Detroit, Emergency Manager Law, Emergency Managers — May 14, 2013 at 7:25 am

Kevyn Orr gets down to business in Detroit

by

Detroit Rock Bottom


Photo by Anne C. Savage, special to Eclectablog

Yesterday, Detroit Emergency Manager Kevyn Orr gave a frank State of the City report that showed that the city is “clearly insolvent”. Not a big surprise to anyone except a handful of folks who seem to think it’s all a big mistake and the city is just fine financially. For as much as I despise the concept of an unelected Emergency Manager taking over the running of a city, I do believe that Detroit will never move forward if those in charge aren’t living in the real world where even profit sharing they’ve been denied by the state isn’t enough to patch the holes in their budget.

Orr had some things to say to the Detroit Free Press that I thought were spot on:

[Orr] said he has found a city workforce filled with talented people who “want to do their jobs, and want to be good at it” despite understaffing, demoralizing pay and benefits cuts and grave doubts about the city’s survival.

Orr said he wants to stay away from apportioning blame among city officials, particularly Mayor Dave Bing and the current City Council.

“Especially in the backdrop of the neglect they had in the prior administration, which was extraordinary, they were trying to keep a city going with what they had to work with,” Orr said.

Detroit’s crisis, he said, dates back decades.

“What stands out to me is 40 years of dropping demographics, of reducing revenues — you don’t get the magnitude of neighborhood blight we have overnight — of no one having a plan or solution for that, of inviting, quite frankly, some class of residents to leave.
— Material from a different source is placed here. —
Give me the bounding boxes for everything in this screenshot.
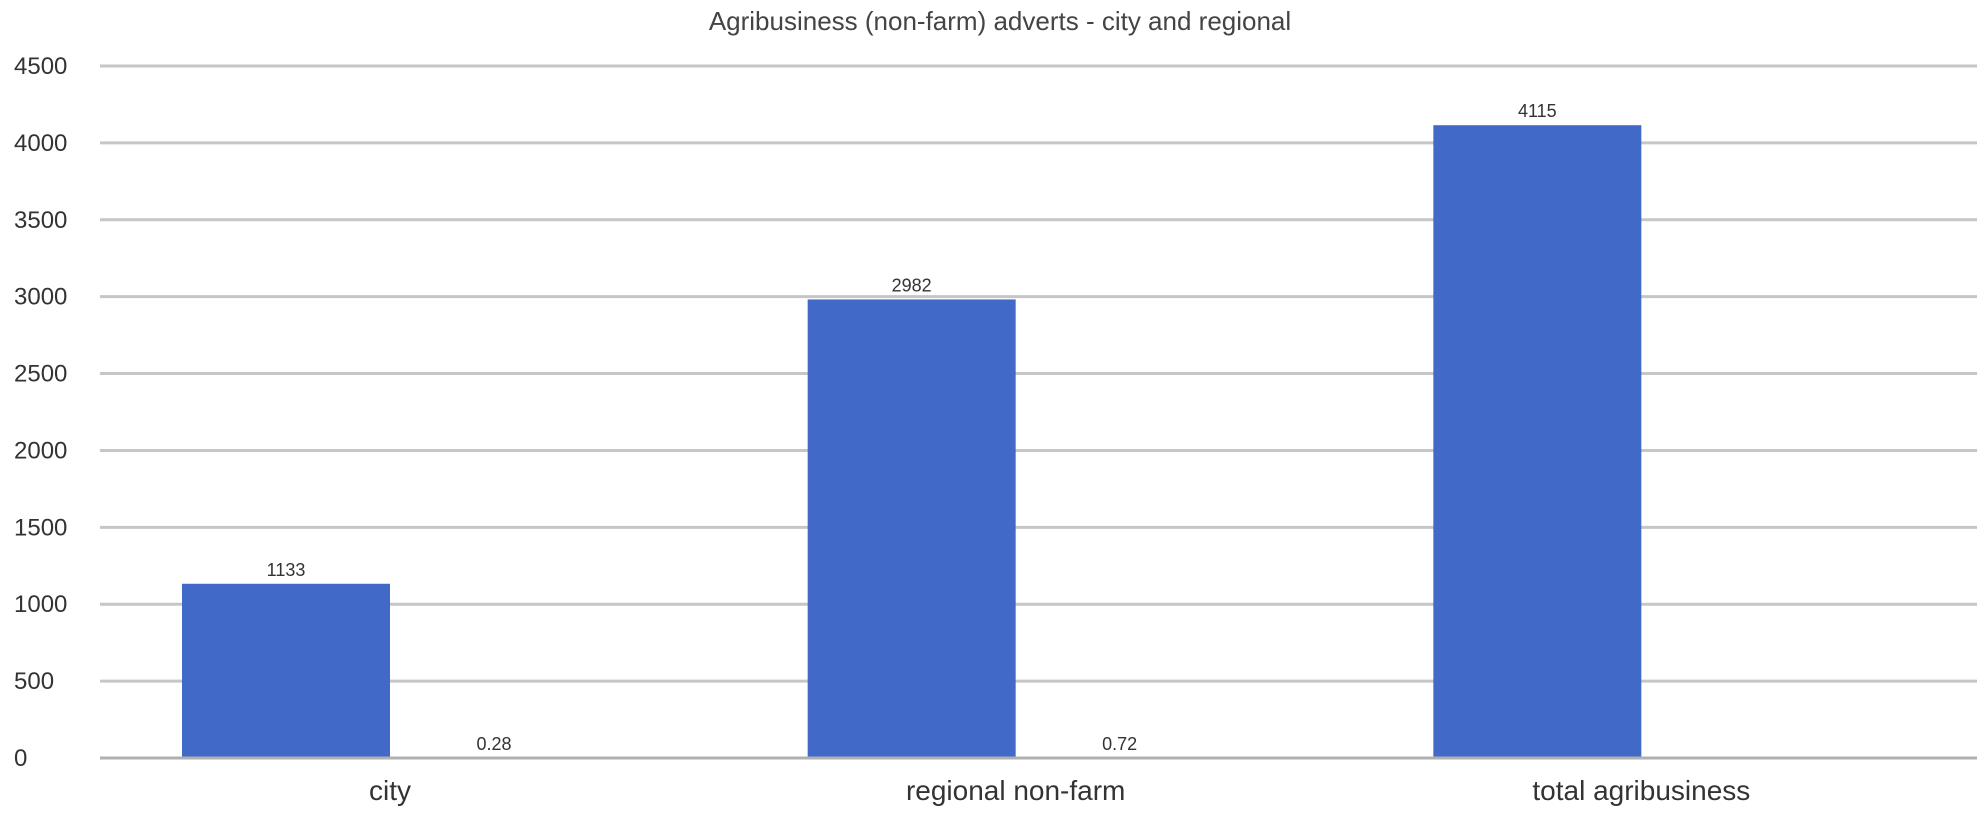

And they did. They literally went across 8 Mile and started building buildings in Southfield. Without a vision for what you want your city to be three, five, 10, 20, 30 years out, the totality of those circumstances drove us here.”
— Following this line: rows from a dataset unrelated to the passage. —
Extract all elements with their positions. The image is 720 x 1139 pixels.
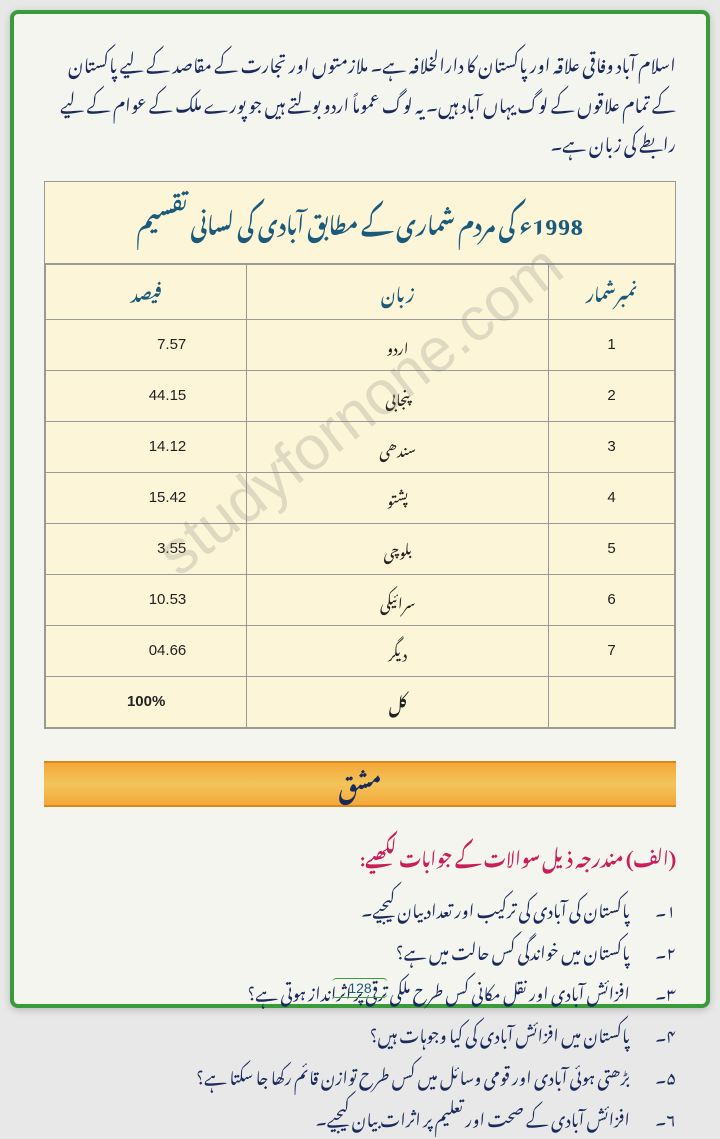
exercise-band: مشق	[44, 761, 676, 807]
table-row: 3.55بلوچی5	[46, 523, 675, 574]
cell-percent: 7.57	[46, 319, 247, 370]
cell-percent: 44.15	[46, 370, 247, 421]
cell-number: 7	[549, 625, 675, 676]
page-number-value: 128	[332, 978, 387, 998]
question-number: ۴۔	[648, 1013, 676, 1055]
table-row: 10.53سرائیکی6	[46, 574, 675, 625]
question-row: ۶۔ افزائش آبادی کے صحت اور تعلیم پر اثرات…	[44, 1097, 676, 1139]
question-row: ۴۔ پاکستان میں افزائش آبادی کی کیا وجوہات…	[44, 1013, 676, 1055]
table-row: 15.42پشتو4	[46, 472, 675, 523]
textbook-page: studyfornone.com اسلام آباد وفاقی علاقہ …	[10, 10, 710, 1008]
cell-number: 1	[549, 319, 675, 370]
cell-number: 4	[549, 472, 675, 523]
cell-number: 3	[549, 421, 675, 472]
exercise-label: مشق	[339, 756, 382, 811]
cell-language: اردو	[247, 319, 549, 370]
cell-percent: 15.42	[46, 472, 247, 523]
table-row: 7.57اردو1	[46, 319, 675, 370]
data-table: فیصد زبان نمبرشمار 7.57اردو1 44.15پنجابی…	[45, 264, 675, 728]
question-text: پاکستان کی آبادی کی ترکیب اور تعداد بیان…	[44, 888, 630, 930]
cell-total-number	[549, 676, 675, 727]
header-language: زبان	[247, 264, 549, 319]
question-number: ۶۔	[648, 1097, 676, 1139]
language-table: 1998ء کی مردم شماری کے مطابق آبادی کی لس…	[44, 181, 676, 729]
question-row: ۱۔ پاکستان کی آبادی کی ترکیب اور تعداد بی…	[44, 888, 676, 930]
cell-language: سندھی	[247, 421, 549, 472]
questions-list: ۱۔ پاکستان کی آبادی کی ترکیب اور تعداد بی…	[44, 888, 676, 1139]
cell-total-percent: 100%	[46, 676, 247, 727]
table-row: 44.15پنجابی2	[46, 370, 675, 421]
cell-language: دیگر	[247, 625, 549, 676]
cell-percent: 10.53	[46, 574, 247, 625]
table-header-row: فیصد زبان نمبرشمار	[46, 264, 675, 319]
table-total-row: 100%کل	[46, 676, 675, 727]
header-number: نمبرشمار	[549, 264, 675, 319]
cell-number: 6	[549, 574, 675, 625]
question-row: ۲۔ پاکستان میں خواندگی کس حالت میں ہے؟	[44, 930, 676, 972]
cell-percent: 04.66	[46, 625, 247, 676]
page-number: 128	[332, 978, 387, 998]
table-title: 1998ء کی مردم شماری کے مطابق آبادی کی لس…	[45, 182, 675, 264]
question-number: ۵۔	[648, 1055, 676, 1097]
cell-percent: 14.12	[46, 421, 247, 472]
cell-number: 5	[549, 523, 675, 574]
question-row: ۵۔ بڑھتی ہوئی آبادی اور قومی وسائل میں کس…	[44, 1055, 676, 1097]
table-row: 04.66دیگر7	[46, 625, 675, 676]
table-row: 14.12سندھی3	[46, 421, 675, 472]
cell-percent: 3.55	[46, 523, 247, 574]
question-number: ۱۔	[648, 888, 676, 930]
cell-language: سرائیکی	[247, 574, 549, 625]
cell-language: بلوچی	[247, 523, 549, 574]
cell-language: پشتو	[247, 472, 549, 523]
cell-number: 2	[549, 370, 675, 421]
cell-language: پنجابی	[247, 370, 549, 421]
cell-total-language: کل	[247, 676, 549, 727]
intro-paragraph: اسلام آباد وفاقی علاقہ اور پاکستان کا دا…	[44, 42, 676, 161]
header-percent: فیصد	[46, 264, 247, 319]
section-heading-alif: (الف) مندرجہ ذیل سوالات کے جوابات لکھیے:	[44, 833, 676, 878]
question-text: پاکستان میں افزائش آبادی کی کیا وجوہات ہ…	[44, 1013, 630, 1055]
question-number: ۲۔	[648, 930, 676, 972]
question-text: بڑھتی ہوئی آبادی اور قومی وسائل میں کس ط…	[44, 1055, 630, 1097]
question-text: افزائش آبادی کے صحت اور تعلیم پر اثرات ب…	[44, 1097, 630, 1139]
question-text: پاکستان میں خواندگی کس حالت میں ہے؟	[44, 930, 630, 972]
question-number: ۳۔	[648, 971, 676, 1013]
That last highlighted bit is something you won’t hear from a lot of proponents of an Emergency Manager for Detroit. They simply point to “corruption” and “ineptitude” and “poor leadership”, wanting to place the blame on the black Democratic leadership over the years. It’s an easy peg to hang their hat on because it allows them to deny the reality of how Detroit got to where it is today. It’s a two-dimensional world where the rich that fled to the suburbs played no role, where the globalization of our manufacturing industries played no role and where everything can be blamed on a handful of black leaders.

So, good for Kevyn Orr for putting that out there. It’s as important to recognize that as it is to admit Detroit’s problems go beyond getting a bit of money back from the state for revenue sharing they should have received.

Mayor Dave Bing, who officially kicks of his reelection campaign today, was there to say he and Orr are singing from the same hymnal:

“My administration has prepared the runway for the overhaul that the EM appears to be planning,” Bing said. “It’s encouraging to know that he and I are on the same page. He’s highlighting on and focusing on the same initiatives that my administration has already begun to make progress on, and that’s public safety, transportation, lighting, blight and recreation.”

One of the main differences that Orr has that Bing does not, is a set of financial tools that city administrators do not have. The ability to renegotiate or even toss out contracts is something most mayors of failing cities would love to have but simply do not. In my conversations with Flint Mayor Dayne Walling, he’s said as much.

Meanwhile, the NAACP has filed a lawsuit against the state claiming that Public Act 436 — the latest version of Michigan’s Emergency Manager Law — violates the voting rights of African Americans in Detroit.

“It’s fundamentally about our right to vote, and our right, as constitutionally guaranteed, to select and elect our own publicly elected officials,” said Detroit branch President Rev. Wendell Anthony.

The suit also claims the state applies the law selectively to communities of color, since white communities in similar states of financial distress have avoided emergency managers.

“Too many people have died for this cause,” attorney Nabih Ayad said of voting. “And for them to go backwards now on this issue, it’s unbelievable. It’s deplorable.”

Governor Snyder’s office released a statement saying, in part, “The communities or schools currently with an emergency manager or going through any part of state’s EM process are because of financial facts and crises, certainly not because the make-up of their populations.” While that may be technically true, the reality is that it certainly IS having a disparate impact on African Americans in Michigan and some more white areas seem to be escaping the imposition of an Emergency Manager despite their financial problems. That said, the NAACP’s lawsuit is likely to go about as far as the previous lawsuits like it in other cities have: nowhere. You can read their complaint HERE (pdf).

Orr says it will take 6 weeks for a full review to take place and to determine if the city can avoid bankruptcy. In the meantime, he’ll be meeting with vendors and labor unions to see if they can come to agreements outside of a bankruptcy proceeding. One thing we know for sure, banks will get paid first. Everyone else will wait in line because that’s written into PA 436 which says the operating plan cities under Emergency Managers develop must include the following provisions:

The payment in full of the scheduled debt service requirements on all bonds, notes, and municipal securities of the local government, contract obligations in anticipation of which bonds, notes, and municipal securities are issued, and all other uncontested legal obligations.